A Life in Journalism and Diplomacy - Fulgence Charpentier
Fulgence Charpentier
Section 38, Grave 63
Fulgence Charpentier was born in Saint-Anne-de Prescott, Ontario on June 29, 1897. Over the course of his long and full life he had a wide variety of jobs, including diplomatic, political and bureaucratic positions. But his first love was journalism.
He started working at Montreal’s Le Devoir at the age of 18. Along with many other young men of his generation, Charpentier joined the Canadian Forces in 1918, but the war ended before he could be sent overseas. He stayed in the army after the Armistice to work in a military hospital on the campus of McGill University in Montreal.
After leaving the military in 1922, Charpentier moved to Ottawa, where he began covering Parliamentary affairs for Le Droit. He ended up becoming the longest-serving member of the Parliamentary Press Gallery. Charpentier’s early stories on the then-unilingual English environment of Parliament were believed to be instrumental in getting federal authorities to increase the visibility of French in the Canadian public service.

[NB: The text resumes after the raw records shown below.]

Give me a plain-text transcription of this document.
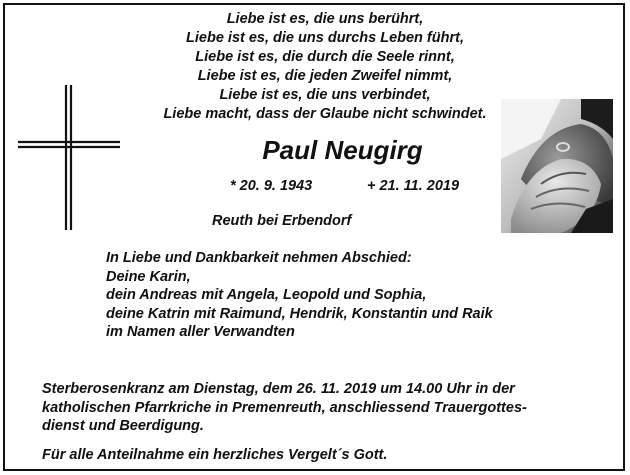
Liebe ist es, die uns berührt,
Liebe ist es, die uns durchs Leben führt,
Liebe ist es, die durch die Seele rinnt,
Liebe ist es, die jeden Zweifel nimmt,
Liebe ist es, die uns verbindet,
Liebe macht, dass der Glaube nicht schwindet.
Paul Neugirg
* 20. 9. 1943	+ 21. 11. 2019
Reuth bei Erbendorf
In Liebe und Dankbarkeit nehmen Abschied:
Deine Karin,
dein Andreas mit Angela, Leopold und Sophia,
deine Katrin mit Raimund, Hendrik, Konstantin und Raik
im Namen aller Verwandten
Sterberosenkranz am Dienstag, dem 26. 11. 2019 um 14.00 Uhr in der
katholischen Pfarrkriche in Premenreuth, anschliessend Trauergottes-
dienst und Beerdigung.
Für alle Anteilnahme ein herzliches Vergelt´s Gott.
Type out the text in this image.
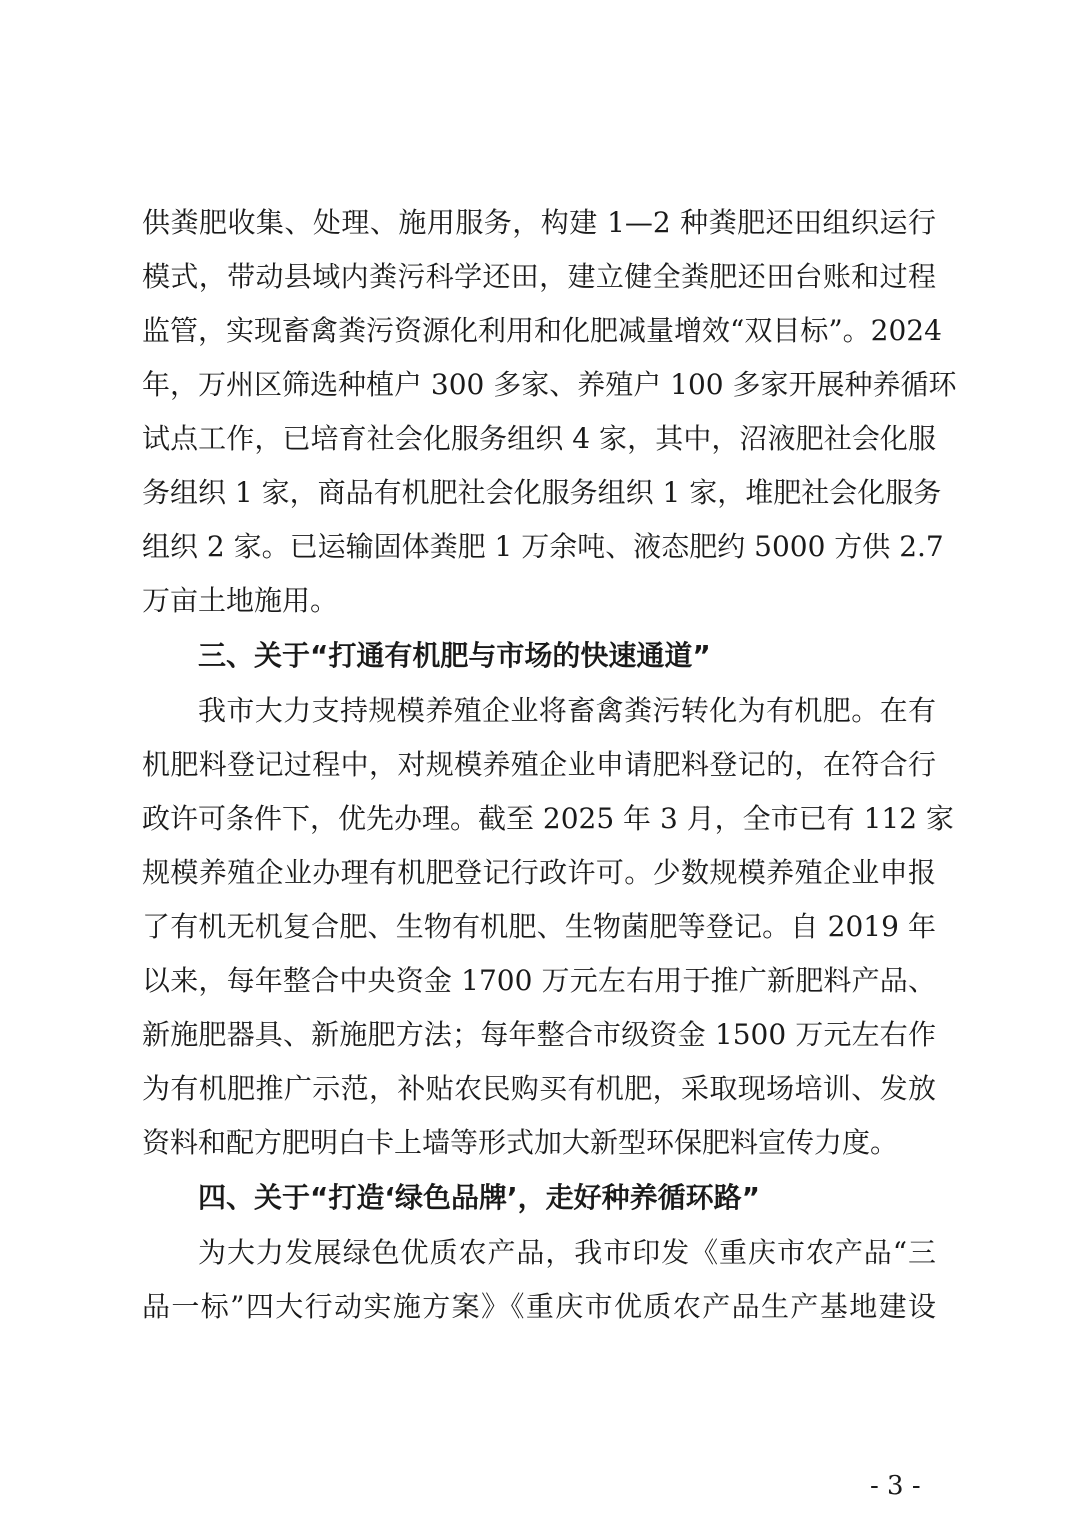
供粪肥收集、处理、施用服务，构建 1—2 种粪肥还田组织运行
模式，带动县域内粪污科学还田，建立健全粪肥还田台账和过程
监管，实现畜禽粪污资源化利用和化肥减量增效“双目标”。2024
年，万州区筛选种植户 300 多家、养殖户 100 多家开展种养循环
试点工作，已培育社会化服务组织 4 家，其中，沼液肥社会化服
务组织 1 家，商品有机肥社会化服务组织 1 家，堆肥社会化服务
组织 2 家。已运输固体粪肥 1 万余吨、液态肥约 5000 方供 2.7
万亩土地施用。
三、关于“打通有机肥与市场的快速通道”
我市大力支持规模养殖企业将畜禽粪污转化为有机肥。在有
机肥料登记过程中，对规模养殖企业申请肥料登记的，在符合行
政许可条件下，优先办理。截至 2025 年 3 月，全市已有 112 家
规模养殖企业办理有机肥登记行政许可。少数规模养殖企业申报
了有机无机复合肥、生物有机肥、生物菌肥等登记。自 2019 年
以来，每年整合中央资金 1700 万元左右用于推广新肥料产品、
新施肥器具、新施肥方法；每年整合市级资金 1500 万元左右作
为有机肥推广示范，补贴农民购买有机肥，采取现场培训、发放
资料和配方肥明白卡上墙等形式加大新型环保肥料宣传力度。
四、关于“打造‘绿色品牌’，走好种养循环路”
为大力发展绿色优质农产品，我市印发《重庆市农产品“三
品一标”四大行动实施方案》《重庆市优质农产品生产基地建设
- 3 -
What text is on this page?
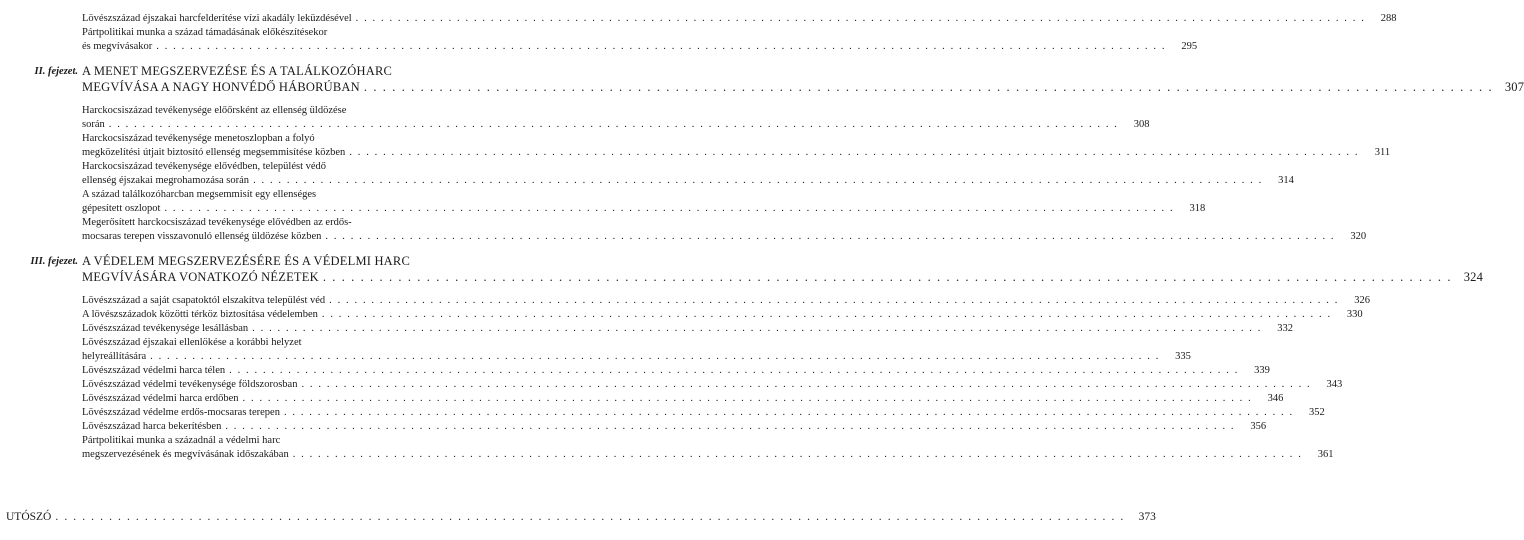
Lövészszázad éjszakai harcfelderítése vízi akadály leküzdésével . . . . . . . . . . . . . . . . . . . . . . . . . . . . . . . . . . . . . . . . . . . . . . . . . . . . . . . . . . . . . . . . . . . . . . . . . . . . . . . . . . . . . . . . . . . . . . . . . . . . . . . . . . . . . . . . . . . . . . . .	288
Pártpolitikai munka a század támadásának előkészítésekor
és megvívásakor . . . . . . . . . . . . . . . . . . . . . . . . . . . . . . . . . . . . . . . . . . . . . . . . . . . . . . . . . . . . . . . . . . . . . . . . . . . . . . . . . . . . . . . . . . . . . . . . . . . . . . . . . . . . . . . . . . . . . . . .	295
II. fejezet. A MENET MEGSZERVEZÉSE ÉS A TALÁLKOZÓHARC
MEGVÍVÁSA A NAGY HONVÉDŐ HÁBORÚBAN . . . . . . . . . . . . . . . . . . . . . . . . . . . . . . . . . . . . . . . . . . . . . . . . . . . . . . . . . . . . . . . . . . . . . . . . . . . . . . . . . . . . . . . . . . . . . . . . . . . . . . . . . . . . . . . . . . . . . . . . 307
Harckocsiszázad tevékenysége előőrsként az ellenség üldözése
során . . . . . . . . . . . . . . . . . . . . . . . . . . . . . . . . . . . . . . . . . . . . . . . . . . . . . . . . . . . . . . . . . . . . . . . . . . . . . . . . . . . . . . . . . . . . . . . . . . . . . . . . . . . . . . . . . . . . . . . .	308
Harckocsiszázad tevékenysége menetoszlopban a folyó
megközelítési útjait biztosító ellenség megsemmisítése közben . . . . . . . . . . . . . . . . . . . . . . . . . . . . . . . . . . . . . . . . . . . . . . . . . . . . . . . . . . . . . . . . . . . . . . . . . . . . . . . . . . . . . . . . . . . . . . . . . . . . . . . . . . . . . . . . . . . . . . . .	311
Harckocsiszázad tevékenysége elővédben, települést védő
ellenség éjszakai megrohamozása során . . . . . . . . . . . . . . . . . . . . . . . . . . . . . . . . . . . . . . . . . . . . . . . . . . . . . . . . . . . . . . . . . . . . . . . . . . . . . . . . . . . . . . . . . . . . . . . . . . . . . . . . . . . . . . . . . . . . . . . .	314
A század találkozóharcban megsemmisít egy ellenséges
gépesített oszlopot . . . . . . . . . . . . . . . . . . . . . . . . . . . . . . . . . . . . . . . . . . . . . . . . . . . . . . . . . . . . . . . . . . . . . . . . . . . . . . . . . . . . . . . . . . . . . . . . . . . . . . . . . . . . . . . . . . . . . . . .	318
Megerősített harckocsiszázad tevékenysége elővédben az erdős-
mocsaras terepen visszavonuló ellenség üldözése közben . . . . . . . . . . . . . . . . . . . . . . . . . . . . . . . . . . . . . . . . . . . . . . . . . . . . . . . . . . . . . . . . . . . . . . . . . . . . . . . . . . . . . . . . . . . . . . . . . . . . . . . . . . . . . . . . . . . . . . . .	320
III. fejezet. A VÉDELEM MEGSZERVEZÉSÉRE ÉS A VÉDELMI HARC
MEGVÍVÁSÁRA VONATKOZÓ NÉZETEK . . . . . . . . . . . . . . . . . . . . . . . . . . . . . . . . . . . . . . . . . . . . . . . . . . . . . . . . . . . . . . . . . . . . . . . . . . . . . . . . . . . . . . . . . . . . . . . . . . . . . . . . . . . . . . . . . . . . . . . . 324
Lövészszázad a saját csapatoktól elszakítva települést véd . . . . . . . . . . . . . . . . . . . . . . . . . . . . . . . . . . . . . . . . . . . . . . . . . . . . . . . . . . . . . . . . . . . . . . . . . . . . . . . . . . . . . . . . . . . . . . . . . . . . . . . . . . . . . . . . . . . . . . . .	326
A lövészszázadok közötti térköz biztosítása védelemben . . . . . . . . . . . . . . . . . . . . . . . . . . . . . . . . . . . . . . . . . . . . . . . . . . . . . . . . . . . . . . . . . . . . . . . . . . . . . . . . . . . . . . . . . . . . . . . . . . . . . . . . . . . . . . . . . . . . . . . .	330
Lövészszázad tevékenysége lesállásban . . . . . . . . . . . . . . . . . . . . . . . . . . . . . . . . . . . . . . . . . . . . . . . . . . . . . . . . . . . . . . . . . . . . . . . . . . . . . . . . . . . . . . . . . . . . . . . . . . . . . . . . . . . . . . . . . . . . . . . .	332
Lövészszázad éjszakai ellenlökése a korábbi helyzet
helyreállítására . . . . . . . . . . . . . . . . . . . . . . . . . . . . . . . . . . . . . . . . . . . . . . . . . . . . . . . . . . . . . . . . . . . . . . . . . . . . . . . . . . . . . . . . . . . . . . . . . . . . . . . . . . . . . . . . . . . . . . . .	335
Lövészszázad védelmi harca télen . . . . . . . . . . . . . . . . . . . . . . . . . . . . . . . . . . . . . . . . . . . . . . . . . . . . . . . . . . . . . . . . . . . . . . . . . . . . . . . . . . . . . . . . . . . . . . . . . . . . . . . . . . . . . . . . . . . . . . . .	339
Lövészszázad védelmi tevékenysége földszorosban . . . . . . . . . . . . . . . . . . . . . . . . . . . . . . . . . . . . . . . . . . . . . . . . . . . . . . . . . . . . . . . . . . . . . . . . . . . . . . . . . . . . . . . . . . . . . . . . . . . . . . . . . . . . . . . . . . . . . . . .	343
Lövészszázad védelmi harca erdőben . . . . . . . . . . . . . . . . . . . . . . . . . . . . . . . . . . . . . . . . . . . . . . . . . . . . . . . . . . . . . . . . . . . . . . . . . . . . . . . . . . . . . . . . . . . . . . . . . . . . . . . . . . . . . . . . . . . . . . . .	346
Lövészszázad védelme erdős-mocsaras terepen . . . . . . . . . . . . . . . . . . . . . . . . . . . . . . . . . . . . . . . . . . . . . . . . . . . . . . . . . . . . . . . . . . . . . . . . . . . . . . . . . . . . . . . . . . . . . . . . . . . . . . . . . . . . . . . . . . . . . . . .	352
Lövészszázad harca bekerítésben . . . . . . . . . . . . . . . . . . . . . . . . . . . . . . . . . . . . . . . . . . . . . . . . . . . . . . . . . . . . . . . . . . . . . . . . . . . . . . . . . . . . . . . . . . . . . . . . . . . . . . . . . . . . . . . . . . . . . . . .	356
Pártpolitikai munka a századnál a védelmi harc
megszervezésének és megvívásának időszakában . . . . . . . . . . . . . . . . . . . . . . . . . . . . . . . . . . . . . . . . . . . . . . . . . . . . . . . . . . . . . . . . . . . . . . . . . . . . . . . . . . . . . . . . . . . . . . . . . . . . . . . . . . . . . . . . . . . . . . . .	361
UTÓSZÓ . . . . . . . . . . . . . . . . . . . . . . . . . . . . . . . . . . . . . . . . . . . . . . . . . . . . . . . . . . . . . . . . . . . . . . . . . . . . . . . . . . . . . . . . . . . . . . . . . . . . . . . . . . . . . . . . . . . . . . . .	373
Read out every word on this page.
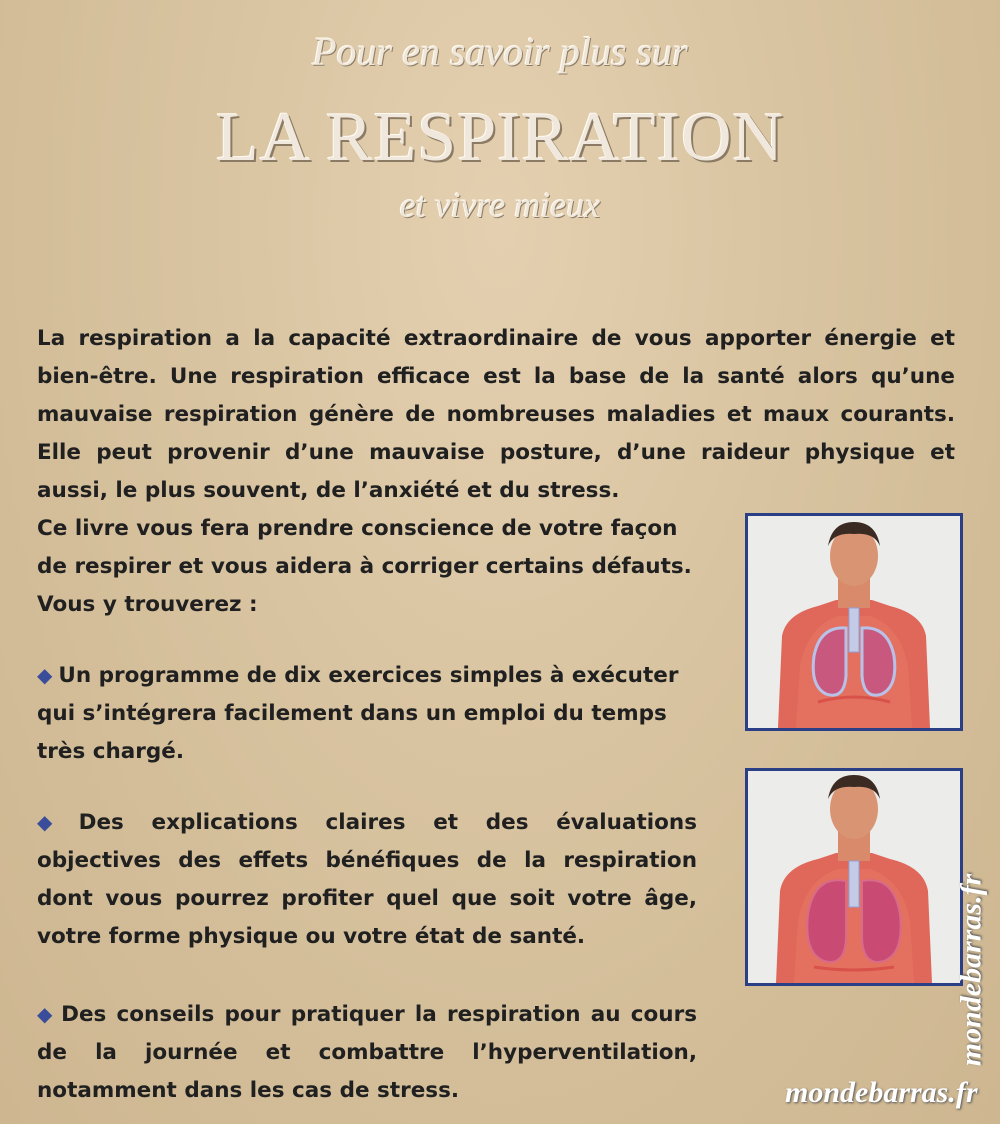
Pour en savoir plus sur
LA RESPIRATION
et vivre mieux

La respiration a la capacité extraordinaire de vous apporter énergie et bien-être. Une respiration efficace est la base de la santé alors qu’une mauvaise respiration génère de nombreuses maladies et maux courants. Elle peut provenir d’une mauvaise posture, d’une raideur physique et aussi, le plus souvent, de l’anxiété et du stress.

Ce livre vous fera prendre conscience de votre façon de respirer et vous aidera à corriger certains défauts. Vous y trouverez :

◆ Un programme de dix exercices simples à exécuter qui s’intégrera facilement dans un emploi du temps très chargé.

◆ Des explications claires et des évaluations objectives des effets bénéfiques de la respiration dont vous pourrez profiter quel que soit votre âge, votre forme physique ou votre état de santé.

◆ Des conseils pour pratiquer la respiration au cours de la journée et combattre l’hyperventilation, notamment dans les cas de stress.

mondebarras.fr
mondebarras.fr
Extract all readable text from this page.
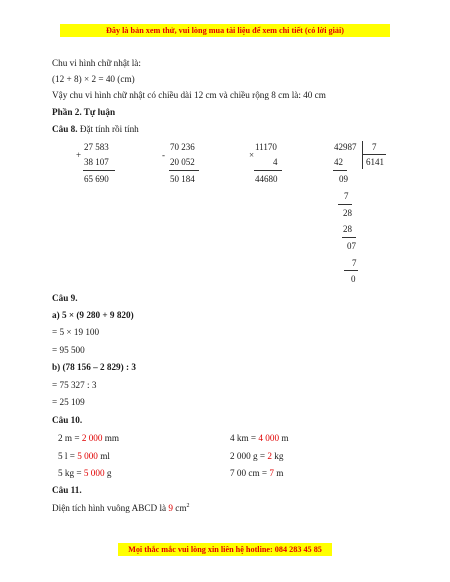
Đây là bản xem thử, vui lòng mua tài liệu để xem chi tiết (có lời giải)
Chu vi hình chữ nhật là:
(12 + 8) × 2 = 40 (cm)
Vậy chu vi hình chữ nhật có chiều dài 12 cm và chiều rộng 8 cm là: 40 cm
Phần 2. Tự luận
Câu 8. Đặt tính rồi tính
27 583
+
38 107
65 690
70 236
-
20 052
50 184
11170
×
4
44680
42987 7
6141
42
09
7
28
28
07
7
0
Câu 9.
a) 5 × (9 280 + 9 820)
= 5 × 19 100
= 95 500
b) (78 156 – 2 829) : 3
= 75 327 : 3
= 25 109
Câu 10.
2 m = 2 000 mm	4 km = 4 000 m
5 l = 5 000 ml	2 000 g = 2 kg
5 kg = 5 000 g	7 00 cm = 7 m
Câu 11.
Diện tích hình vuông ABCD là 9 $cm^2$
Mọi thắc mắc vui lòng xin liên hệ hotline: 084 283 45 85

Over the course of his career, he also wrote for Montreal's La Presse and Quebec's Le Soleil. Charpentier also headed the Canadian Censorship Board during most World War II.
After the war ended, he joined the Department of External Affairs in 1947 and spend the next few decades abroad, first as a cultural attaché and finally as an ambassador. His foreign affairs resume included serving as a media spokesman for ambassador Georges Vanier in Paris and working as a diplomat from 1946 until 1968 in some francophone African nations and South America. While serving in Africa, Charpentier met Dr. Albert Schweitzer and became an advocate for his work.
A few years after returning to Canada, Charpentier was appointed Editor-in-chief of Le Droit. In 1978, he was made a Member of the Order of Canada and was promoted to Officer in 1998. Charpentier retired at the age of 71, but continued to write a weekly column on international politics for Le Droit for the next thirty years. It was only then, at the age of 101, that ill health finally forced Charpentier to put aside his trusty typewriter.
He passed away on February 6, 2001 at the age of 103.